Welcome to Everyone Can Code — Here's Why You Still Need to Learn

Let's Start With a Question
Have you ever heard someone say, "ChatGPT can write code now, so why bother learning?"
It's a fair question. AI tools really can write code — sometimes surprisingly good code. But here's what those tools can't do: they can't think for you. They can't understand what problem you're actually trying to solve, decide what to build, or catch the mistake that could bring your whole system down at 2am.
That's still a human job. And that's what this series is about.

So, What Is 'Everyone Can Code'?
This is a weekly blog series for students and young learners who want to understand how software really works — and how to build things in a world where AI is part of the toolkit.
We're not going to memorize syntax. We're not going to grind through coding exercises for their own sake. Instead, we'll learn how to think like engineers: how to design systems, solve problems step by step, use AI tools wisely, and build projects you're actually proud of.
By the end of six months, you'll have built real things, understood how big apps like Instagram or WhatsApp are designed, and developed a skill set that no AI can replace.
Why Coding Matters More in an AI World, Not Less
Here's something counterintuitive: the more AI can do, the more valuable human coding knowledge becomes.
Why? Because AI is a tool — and tools are only as good as the person using them. When you understand code, you can:
- ›Give AI better instructions (and get much better results)

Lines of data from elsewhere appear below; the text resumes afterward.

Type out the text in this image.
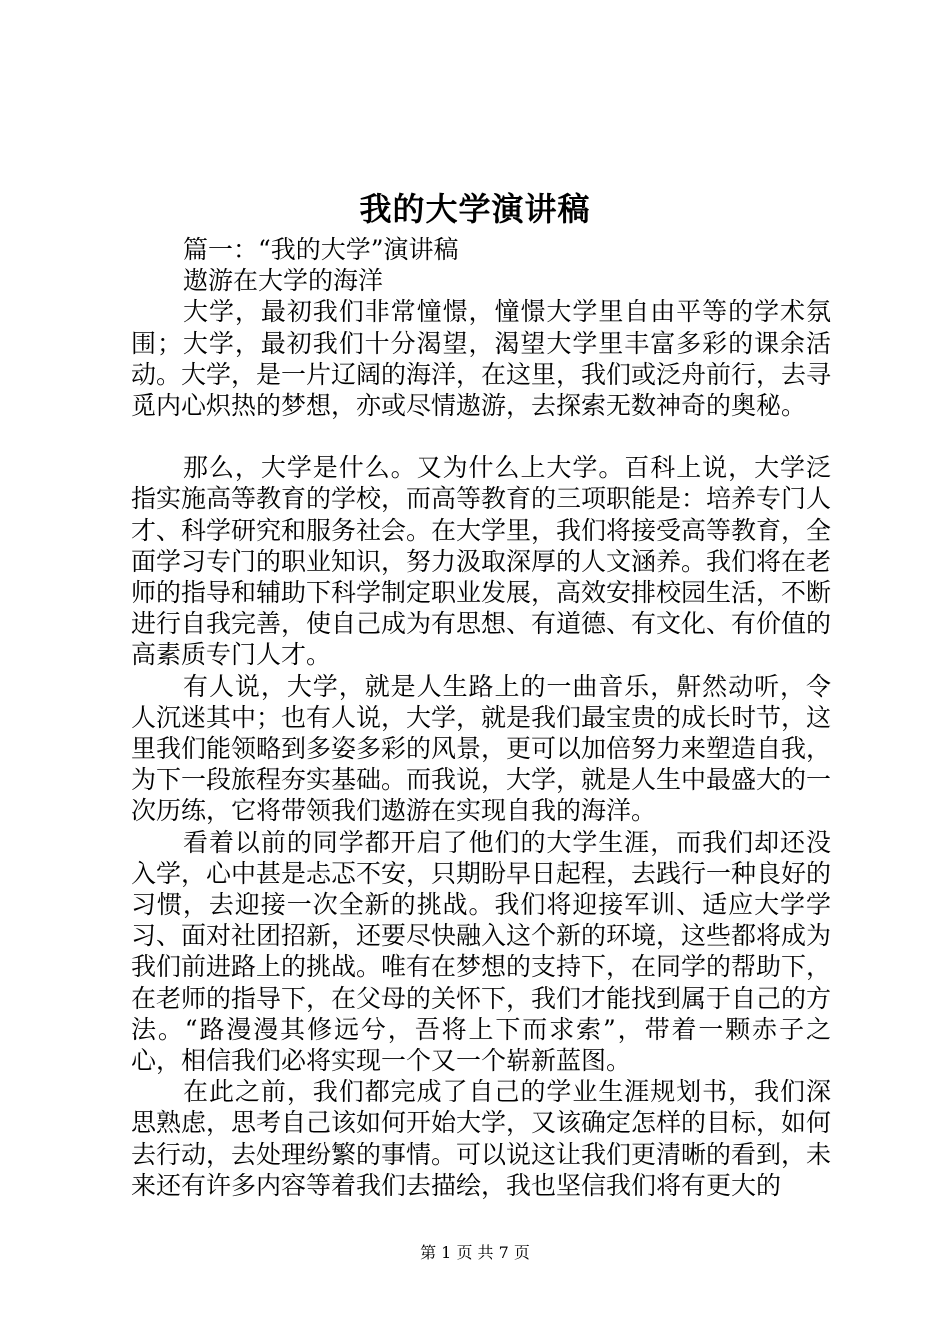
我的大学演讲稿

篇一：“我的大学”演讲稿

遨游在大学的海洋

大学，最初我们非常憧憬，憧憬大学里自由平等的学术氛围；大学，最初我们十分渴望，渴望大学里丰富多彩的课余活动。大学，是一片辽阔的海洋，在这里，我们或泛舟前行，去寻觅内心炽热的梦想，亦或尽情遨游，去探索无数神奇的奥秘。

那么，大学是什么。又为什么上大学。百科上说，大学泛指实施高等教育的学校，而高等教育的三项职能是：培养专门人才、科学研究和服务社会。在大学里，我们将接受高等教育，全面学习专门的职业知识，努力汲取深厚的人文涵养。我们将在老师的指导和辅助下科学制定职业发展，高效安排校园生活，不断进行自我完善，使自己成为有思想、有道德、有文化、有价值的高素质专门人才。

有人说，大学，就是人生路上的一曲音乐，鼾然动听，令人沉迷其中；也有人说，大学，就是我们最宝贵的成长时节，这里我们能领略到多姿多彩的风景，更可以加倍努力来塑造自我，为下一段旅程夯实基础。而我说，大学，就是人生中最盛大的一次历练，它将带领我们遨游在实现自我的海洋。

看着以前的同学都开启了他们的大学生涯，而我们却还没入学，心中甚是忐忑不安，只期盼早日起程，去践行一种良好的习惯，去迎接一次全新的挑战。我们将迎接军训、适应大学学习、面对社团招新，还要尽快融入这个新的环境，这些都将成为我们前进路上的挑战。唯有在梦想的支持下，在同学的帮助下，在老师的指导下，在父母的关怀下，我们才能找到属于自己的方法。“路漫漫其修远兮，吾将上下而求索”，带着一颗赤子之心，相信我们必将实现一个又一个崭新蓝图。

在此之前，我们都完成了自己的学业生涯规划书，我们深思熟虑，思考自己该如何开始大学，又该确定怎样的目标，如何去行动，去处理纷繁的事情。可以说这让我们更清晰的看到，未来还有许多内容等着我们去描绘，我也坚信我们将有更大的

第 1 页 共 7 页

- ›Spot when AI-generated code has bugs or design flaws
- ›Understand why something isn't working, not just hope the AI fixes it
- ›Build systems and products instead of just using ones others made
Think of it like driving. GPS apps can guide you anywhere — but if you have no idea how roads or directions work, you'll get totally lost the moment GPS fails. Understanding the fundamentals gives you control.

What We'll Cover Over 6 Months
Here's a quick map of where we're going:
- ›Month 1 — Mindset: Why coding still matters, and how humans and AI work together
- ›Month 2 — How software is really built: servers, databases, APIs
- ›Month 3 — Core coding concepts: logic, functions, data structures
- ›Month 4 — System design: building things that scale
- ›Month 5 — AI as your coding partner: prompt engineering and real projects
- ›Month 6 — Your future: careers, open source, and building your portfolio
Each post has two parts: a theory section where we explain a concept clearly, and a practical section where you try it yourself. You don't need any prior experience — just curiosity.

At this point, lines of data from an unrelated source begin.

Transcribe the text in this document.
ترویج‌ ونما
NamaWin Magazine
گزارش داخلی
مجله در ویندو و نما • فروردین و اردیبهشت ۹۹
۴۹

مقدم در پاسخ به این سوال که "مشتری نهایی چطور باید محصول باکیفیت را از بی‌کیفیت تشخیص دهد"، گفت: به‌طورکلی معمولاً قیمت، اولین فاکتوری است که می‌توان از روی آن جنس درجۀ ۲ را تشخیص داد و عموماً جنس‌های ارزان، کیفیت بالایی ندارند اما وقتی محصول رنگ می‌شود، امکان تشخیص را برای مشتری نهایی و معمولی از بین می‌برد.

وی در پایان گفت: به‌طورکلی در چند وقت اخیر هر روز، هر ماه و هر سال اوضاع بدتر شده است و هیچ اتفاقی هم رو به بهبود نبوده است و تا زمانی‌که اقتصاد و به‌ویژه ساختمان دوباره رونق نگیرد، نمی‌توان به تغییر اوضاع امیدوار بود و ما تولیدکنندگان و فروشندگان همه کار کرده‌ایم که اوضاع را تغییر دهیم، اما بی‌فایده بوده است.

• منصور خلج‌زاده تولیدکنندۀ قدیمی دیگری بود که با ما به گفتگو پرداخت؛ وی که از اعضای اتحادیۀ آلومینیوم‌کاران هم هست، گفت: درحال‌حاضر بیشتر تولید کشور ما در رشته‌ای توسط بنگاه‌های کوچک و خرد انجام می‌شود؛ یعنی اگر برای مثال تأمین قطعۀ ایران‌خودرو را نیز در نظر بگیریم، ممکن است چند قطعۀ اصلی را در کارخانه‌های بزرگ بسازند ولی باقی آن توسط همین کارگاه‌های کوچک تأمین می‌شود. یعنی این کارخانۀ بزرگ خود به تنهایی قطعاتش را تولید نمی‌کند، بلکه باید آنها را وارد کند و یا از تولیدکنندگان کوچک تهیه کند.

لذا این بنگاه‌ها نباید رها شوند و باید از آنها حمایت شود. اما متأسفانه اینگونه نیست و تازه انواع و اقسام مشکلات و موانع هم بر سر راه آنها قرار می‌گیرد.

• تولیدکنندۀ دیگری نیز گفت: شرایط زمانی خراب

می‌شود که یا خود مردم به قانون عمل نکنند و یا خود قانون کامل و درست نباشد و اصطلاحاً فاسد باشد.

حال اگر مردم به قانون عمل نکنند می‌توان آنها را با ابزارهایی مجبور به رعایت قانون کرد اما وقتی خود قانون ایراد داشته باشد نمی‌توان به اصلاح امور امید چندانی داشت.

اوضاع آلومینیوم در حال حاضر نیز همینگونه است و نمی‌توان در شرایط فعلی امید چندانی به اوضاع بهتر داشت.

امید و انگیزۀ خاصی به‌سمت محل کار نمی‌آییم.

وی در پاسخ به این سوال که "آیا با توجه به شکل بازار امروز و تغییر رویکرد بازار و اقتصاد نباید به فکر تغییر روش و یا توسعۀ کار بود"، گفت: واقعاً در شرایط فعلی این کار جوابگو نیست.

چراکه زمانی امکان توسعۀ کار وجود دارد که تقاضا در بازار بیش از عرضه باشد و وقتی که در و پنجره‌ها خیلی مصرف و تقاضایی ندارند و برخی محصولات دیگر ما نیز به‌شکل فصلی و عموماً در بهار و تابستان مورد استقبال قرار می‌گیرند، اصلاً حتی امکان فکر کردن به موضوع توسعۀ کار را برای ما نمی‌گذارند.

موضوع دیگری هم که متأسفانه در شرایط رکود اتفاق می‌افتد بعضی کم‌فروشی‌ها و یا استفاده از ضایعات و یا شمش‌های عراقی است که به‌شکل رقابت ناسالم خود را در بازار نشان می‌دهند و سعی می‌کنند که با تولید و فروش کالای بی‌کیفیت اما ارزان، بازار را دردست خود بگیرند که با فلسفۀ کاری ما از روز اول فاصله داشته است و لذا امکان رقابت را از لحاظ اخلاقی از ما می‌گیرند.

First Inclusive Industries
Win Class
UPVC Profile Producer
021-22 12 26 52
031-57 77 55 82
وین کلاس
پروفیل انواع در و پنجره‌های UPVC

This Week's Practical: Break Some AI Code
What you'll need:
A free account on ChatGPT, Claude, or any AI assistant About 20 minutes

Step 1: Ask the AI to write you a simple program. Try this prompt:
"Write me a program that takes a student's test scores and calculates their average grade."
Step 2: Read the code — even if you don't understand it fully. Look at the structure. What do you notice? Are there words that seem logical? Words that are confusing?

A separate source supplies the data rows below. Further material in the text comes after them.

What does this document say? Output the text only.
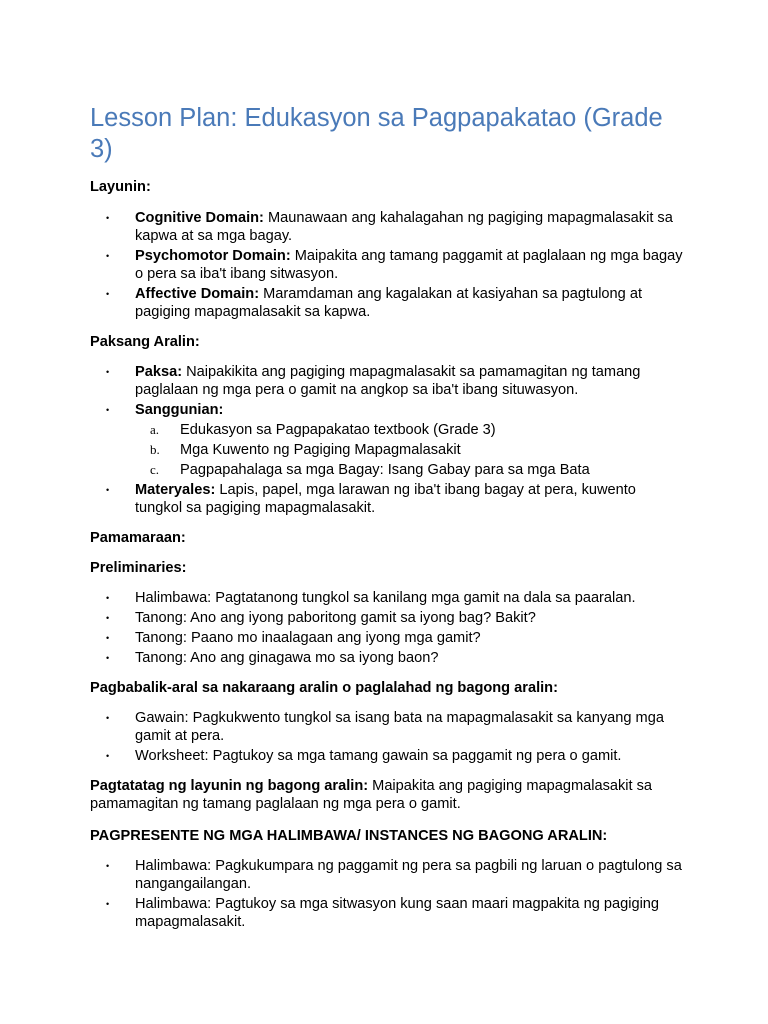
Lesson Plan: Edukasyon sa Pagpapakatao (Grade 3)
Layunin:
• Cognitive Domain: Maunawaan ang kahalagahan ng pagiging mapagmalasakit sa kapwa at sa mga bagay.
• Psychomotor Domain: Maipakita ang tamang paggamit at paglalaan ng mga bagay o pera sa iba't ibang sitwasyon.
• Affective Domain: Maramdaman ang kagalakan at kasiyahan sa pagtulong at pagiging mapagmalasakit sa kapwa.
Paksang Aralin:
• Paksa: Naipakikita ang pagiging mapagmalasakit sa pamamagitan ng tamang paglalaan ng mga pera o gamit na angkop sa iba't ibang situwasyon.
• Sanggunian:
a. Edukasyon sa Pagpapakatao textbook (Grade 3)
b. Mga Kuwento ng Pagiging Mapagmalasakit
c. Pagpapahalaga sa mga Bagay: Isang Gabay para sa mga Bata
• Materyales: Lapis, papel, mga larawan ng iba't ibang bagay at pera, kuwento tungkol sa pagiging mapagmalasakit.
Pamamaraan:
Preliminaries:
• Halimbawa: Pagtatanong tungkol sa kanilang mga gamit na dala sa paaralan.
• Tanong: Ano ang iyong paboritong gamit sa iyong bag? Bakit?
• Tanong: Paano mo inaalagaan ang iyong mga gamit?
• Tanong: Ano ang ginagawa mo sa iyong baon?
Pagbabalik-aral sa nakaraang aralin o paglalahad ng bagong aralin:
• Gawain: Pagkukwento tungkol sa isang bata na mapagmalasakit sa kanyang mga gamit at pera.
• Worksheet: Pagtukoy sa mga tamang gawain sa paggamit ng pera o gamit.
Pagtatatag ng layunin ng bagong aralin: Maipakita ang pagiging mapagmalasakit sa pamamagitan ng tamang paglalaan ng mga pera o gamit.
PAGPRESENTE NG MGA HALIMBAWA/ INSTANCES NG BAGONG ARALIN:
• Halimbawa: Pagkukumpara ng paggamit ng pera sa pagbili ng laruan o pagtulong sa nangangailangan.
• Halimbawa: Pagtukoy sa mga sitwasyon kung saan maari magpakita ng pagiging mapagmalasakit.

Step 3: Now, break it on purpose. Ask the AI:
"What happens if someone enters a word instead of a number?"
or
"What if the list of scores is empty?"
Watch what happens. Does the AI catch the problem? Does the code crash? Does it give a wrong answer?
Step 4: Reflect. In your notes, write two things: one thing the AI did well, and one thing it missed or got wrong.
That gap — between what AI produces and what actually works — is exactly where your human skills matter.
💡 Key Takeaway
AI can write code. But understanding code is what gives you the power to build, fix, and improve things. That's what this series will teach you.